When Lillian was born in December 2016, we knew she had a very low natural heart rate, but we believed she was otherwise healthy. When she was two weeks old, though, I noticed her skin looked jaundiced. Her doctor didn’t think much of it, but my aunt insisted something was wrong and that we needed to take Lillian to a hospital. I’ll be forever grateful for her intuition.
Our reservation has one gas station, one grocery store, and no stop lights. I remember thinking, if Lillian’s really sick, we’re in trouble. We took her to the ER for a battery of tests and discovered her biliary atresia, a life-threatening liver condition. She was missing the ducts necessary to move bile out of her liver, poisoning it and threatening to do the same to the rest of the body. Even with rapid treatment, her doctors told us she may not survive the year.
What happened next is a blur of hospital stays, surgeries, emergency life flights and waves of emotions. She underwent a procedure designed to connect her liver directly to her intestines, and in the process uncovered that her stomach had flipped itself around. Her fevers spiked to dangerous highs and her liver levels kept dropping. It was a nightmare.
Our doctor advised a transfer to Lucile Packard Children’s Hospital Stanford. He didn’t say it outright, but as he described the advanced care available to Lillian there, Sergio and I both knew he was telling us that Packard was our last option.
We packed our things and left for Palo Alto. We met with Lillian’s new physicians and the social worker who put us in contact with Ronald McDonald House at Stanford. I admit that I only had a vague idea about Ronald McDonald Houses before all this. I saw donation boxes in McDonald’s before, but I didn’t think too much about them. That’s certainly changed. We spent a couple days at a hotel while we waited for a room to open.

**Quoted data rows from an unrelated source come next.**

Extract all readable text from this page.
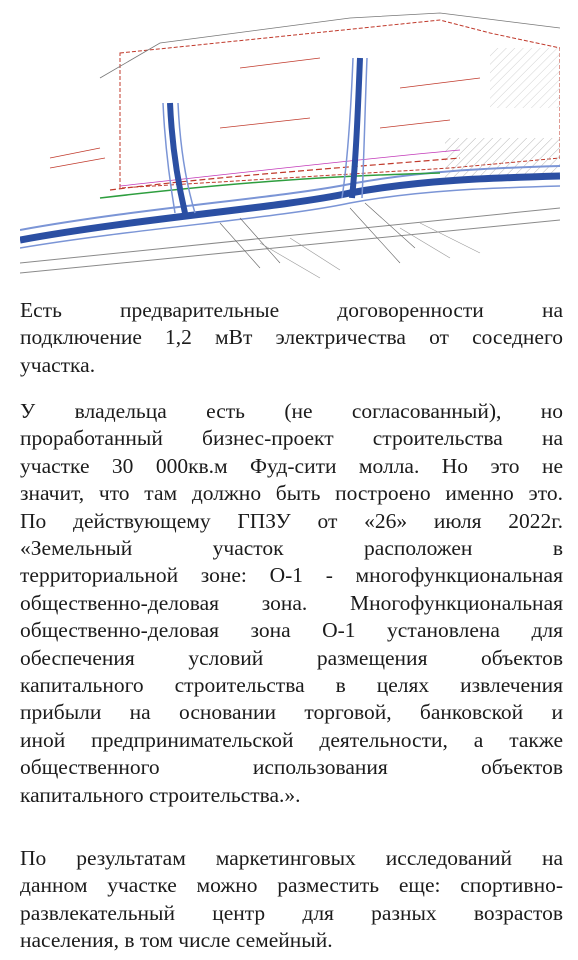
Есть предварительные договоренности на
подключение 1,2 мВт электричества от соседнего
участка.
У владельца есть (не согласованный), но
проработанный бизнес-проект строительства на
участке 30 000кв.м Фуд-сити молла. Но это не
значит, что там должно быть построено именно это.
По действующему ГПЗУ от «26» июля 2022г.
«Земельный участок расположен в
территориальной зоне: О-1 - многофункциональная
общественно-деловая зона. Многофункциональная
общественно-деловая зона О-1 установлена для
обеспечения условий размещения объектов
капитального строительства в целях извлечения
прибыли на основании торговой, банковской и
иной предпринимательской деятельности, а также
общественного использования объектов
капитального строительства.».
По результатам маркетинговых исследований на
данном участке можно разместить еще: спортивно-
развлекательный центр для разных возрастов
населения, в том числе семейный.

That was an eye-opening experience. We felt pulled in two directions – we needed to be close to our daughter, but couldn’t afford to stay locally for long. We realized very quickly that getting Lillian the care she needed would be impossible without the House. The call for our room was an enormous relief.
Our room is our sanctuary. It’s comfortable and calming - exactly what we need in all this craziness. I know it sounds like such a small detail, but I adore the view outside our window. Waking up to the trees and the mountains in the distance every morning helps me feel centered and ready for the day. Just like the sight of the manzanita trees on my walks, our view helps me feel connected to our culture while so far from everything we know.

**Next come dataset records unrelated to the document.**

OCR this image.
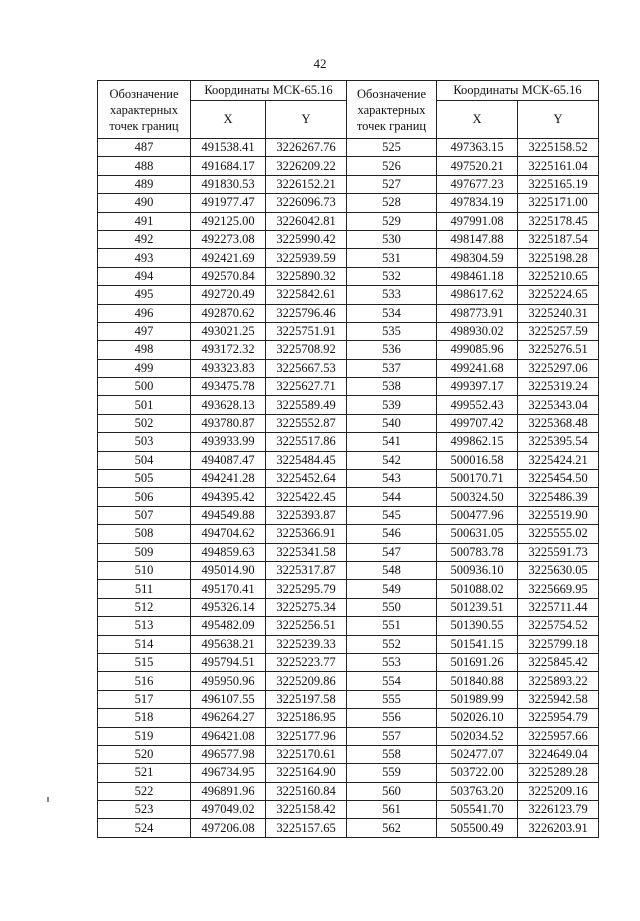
42
Обозначение характерных точек границ	Координаты МСК-65.16		Обозначение характерных точек границ	Координаты МСК-65.16	
	X	Y		X	Y
487	491538.41	3226267.76	525	497363.15	3225158.52
488	491684.17	3226209.22	526	497520.21	3225161.04
489	491830.53	3226152.21	527	497677.23	3225165.19
490	491977.47	3226096.73	528	497834.19	3225171.00
491	492125.00	3226042.81	529	497991.08	3225178.45
492	492273.08	3225990.42	530	498147.88	3225187.54
493	492421.69	3225939.59	531	498304.59	3225198.28
494	492570.84	3225890.32	532	498461.18	3225210.65
495	492720.49	3225842.61	533	498617.62	3225224.65
496	492870.62	3225796.46	534	498773.91	3225240.31
497	493021.25	3225751.91	535	498930.02	3225257.59
498	493172.32	3225708.92	536	499085.96	3225276.51
499	493323.83	3225667.53	537	499241.68	3225297.06
500	493475.78	3225627.71	538	499397.17	3225319.24
501	493628.13	3225589.49	539	499552.43	3225343.04
502	493780.87	3225552.87	540	499707.42	3225368.48
503	493933.99	3225517.86	541	499862.15	3225395.54
504	494087.47	3225484.45	542	500016.58	3225424.21
505	494241.28	3225452.64	543	500170.71	3225454.50
506	494395.42	3225422.45	544	500324.50	3225486.39
507	494549.88	3225393.87	545	500477.96	3225519.90
508	494704.62	3225366.91	546	500631.05	3225555.02
509	494859.63	3225341.58	547	500783.78	3225591.73
510	495014.90	3225317.87	548	500936.10	3225630.05
511	495170.41	3225295.79	549	501088.02	3225669.95
512	495326.14	3225275.34	550	501239.51	3225711.44
513	495482.09	3225256.51	551	501390.55	3225754.52
514	495638.21	3225239.33	552	501541.15	3225799.18
515	495794.51	3225223.77	553	501691.26	3225845.42
516	495950.96	3225209.86	554	501840.88	3225893.22
517	496107.55	3225197.58	555	501989.99	3225942.58
518	496264.27	3225186.95	556	502026.10	3225954.79
519	496421.08	3225177.96	557	502034.52	3225957.66
520	496577.98	3225170.61	558	502477.07	3224649.04
521	496734.95	3225164.90	559	503722.00	3225289.28
522	496891.96	3225160.84	560	503763.20	3225209.16
523	497049.02	3225158.42	561	505541.70	3226123.79
524	497206.08	3225157.65	562	505500.49	3226203.91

This is a peaceful place that offers us everything we need. It puts everything else on pause so you can focus on your family. The community here is special. I can’t recall a single transplant patient on our reservation, but here parents are able to talk about what they’re going through. I think about the families here all the time. We’re all in the thick of this experience together and that support is amazing.

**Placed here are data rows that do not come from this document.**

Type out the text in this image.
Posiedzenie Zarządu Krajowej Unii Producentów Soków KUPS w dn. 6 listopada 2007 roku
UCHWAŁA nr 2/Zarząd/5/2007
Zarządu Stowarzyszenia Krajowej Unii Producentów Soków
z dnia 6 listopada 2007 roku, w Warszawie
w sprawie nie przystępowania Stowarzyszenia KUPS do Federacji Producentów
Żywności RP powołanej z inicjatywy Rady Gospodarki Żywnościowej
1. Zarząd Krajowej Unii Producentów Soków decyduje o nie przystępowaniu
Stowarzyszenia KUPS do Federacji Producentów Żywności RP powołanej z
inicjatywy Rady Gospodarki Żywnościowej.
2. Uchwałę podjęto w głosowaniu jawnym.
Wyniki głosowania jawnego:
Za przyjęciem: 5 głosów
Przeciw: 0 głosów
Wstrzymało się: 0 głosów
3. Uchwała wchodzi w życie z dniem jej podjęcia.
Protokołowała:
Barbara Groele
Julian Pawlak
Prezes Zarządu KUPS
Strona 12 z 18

We got the call for Lillian’s transplant in July 2017. Her surgery was unique. Biliary atresia has slowed her growth tremendously and at six months old, when she had her surgery, she only weighed 10 pounds and was often mistaken for a newborn. Her donor was five years old and it was a huge risk because of her size disparity. If we weren’t at Stanford, this wouldn’t have been possible.
She’s growing so fast. Watching her gain weight, grow and get stronger is incredible. She’s catching up now and I just love seeing all the positive changes in her appearance and energy. More than a light at the end of the tunnel, I can see a meadow beyond it too.
I didn’t know what Ronald McDonald House did for families before we needed one. Now, I have a whole different understanding. I’m grateful to everyone who helps make the House a home for so many of us. Our family’s next chapter is just getting started and I look forward to sharing more of that beautiful meadow with our daughter.